Jimmy (35) lelaki tampan rupawan, cukup mapan, serta memiliki bentuk tubuh nyaris sempurna dan siapapun melihatnya pasti terpesona. Namun, sayangnya kesempurnaan itu tidak dapat menjamin dirinya enteng jodoh. Buktinya hingga sekarang dia masih jomblo.

Hingga sebuah kesalahpahaman menyatukan keduanya dalam biduk rumah tangga. Rumah tangga seperti apa yang akan mereka jalani, adem ayem, atau malah sebaliknya pertempuran demi pertempuran terjadi dan mewarnai hari-hari mereka?

Karya ini diterbitkan atas izin NovelToon Aysha Siti Akmal Ali, isi konten hanyalah pandangan pribadi pembuatnya, tidak mewakili NovelToon sendiri

Akhirnya Ketahuan

"Baiklah, ajak aku ke sana. Aku ingin pastikan bahwa kamu tidak sedang membohongiku, Leonard." Jimmy menyeringai dan membuat nyali Leo sedikit menciut.

Namun, Leonard berusaha tetap tenang dan menyunggingkan sebuah senyuman hangat untuk lelaki dewasa tersebut. "Tentu saja, Tuan Jimmy. Dengan senang hati," ucapnya.

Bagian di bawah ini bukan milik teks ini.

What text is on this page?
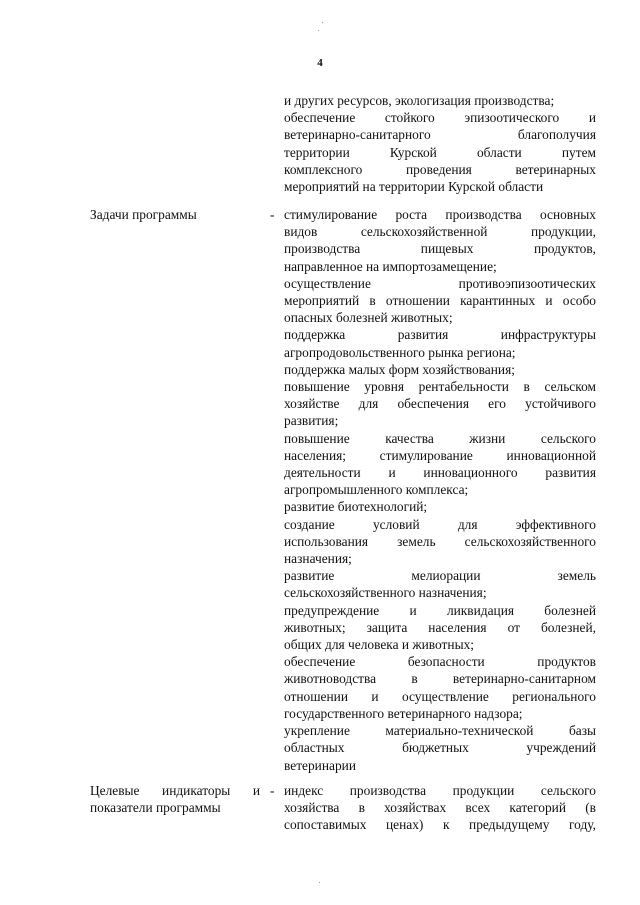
4
и других ресурсов, экологизация производства;
обеспечение стойкого эпизоотического и
ветеринарно-санитарного благополучия
территории Курской области путем
комплексного проведения ветеринарных
мероприятий на территории Курской области
Задачи программы	- стимулирование роста производства основных
видов сельскохозяйственной продукции,
производства пищевых продуктов,
направленное на импортозамещение;
осуществление противоэпизоотических
мероприятий в отношении карантинных и особо
опасных болезней животных;
поддержка развития инфраструктуры
агропродовольственного рынка региона;
поддержка малых форм хозяйствования;
повышение уровня рентабельности в сельском
хозяйстве для обеспечения его устойчивого
развития;
повышение качества жизни сельского
населения; стимулирование инновационной
деятельности и инновационного развития
агропромышленного комплекса;
развитие биотехнологий;
создание условий для эффективного
использования земель сельскохозяйственного
назначения;
развитие мелиорации земель
сельскохозяйственного назначения;
предупреждение и ликвидация болезней
животных; защита населения от болезней,
общих для человека и животных;
обеспечение безопасности продуктов
животноводства в ветеринарно-санитарном
отношении и осуществление регионального
государственного ветеринарного надзора;
укрепление материально-технической базы
областных бюджетных учреждений
ветеринарии
Целевые индикаторы и
показатели программы
- индекс производства продукции сельского
хозяйства в хозяйствах всех категорий (в
сопоставимых ценах) к предыдущему году,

Leonard memang terlihat sangat tenang dan pandai menyembunyikan kegugupannya saat itu. Namun, sepandai-pandainya Leonard menyembunyikan kebohongannya, ternyata Jimmy lebih pandai lagi menyingkap kebohongan di mata lelaki itu.

Setibanya di ruang control, Leonard segera mengajak Jimmy menghampiri salah satu petugas di ruangan tersebut.

"Coba Anda tanyakan saja kepada mereka, mereka yang lebih tahu tentang masalah itu. Benar 'kan?" ucap Leonard sembari menepuk pelan puncak salah seorang petugas di ruangan itu.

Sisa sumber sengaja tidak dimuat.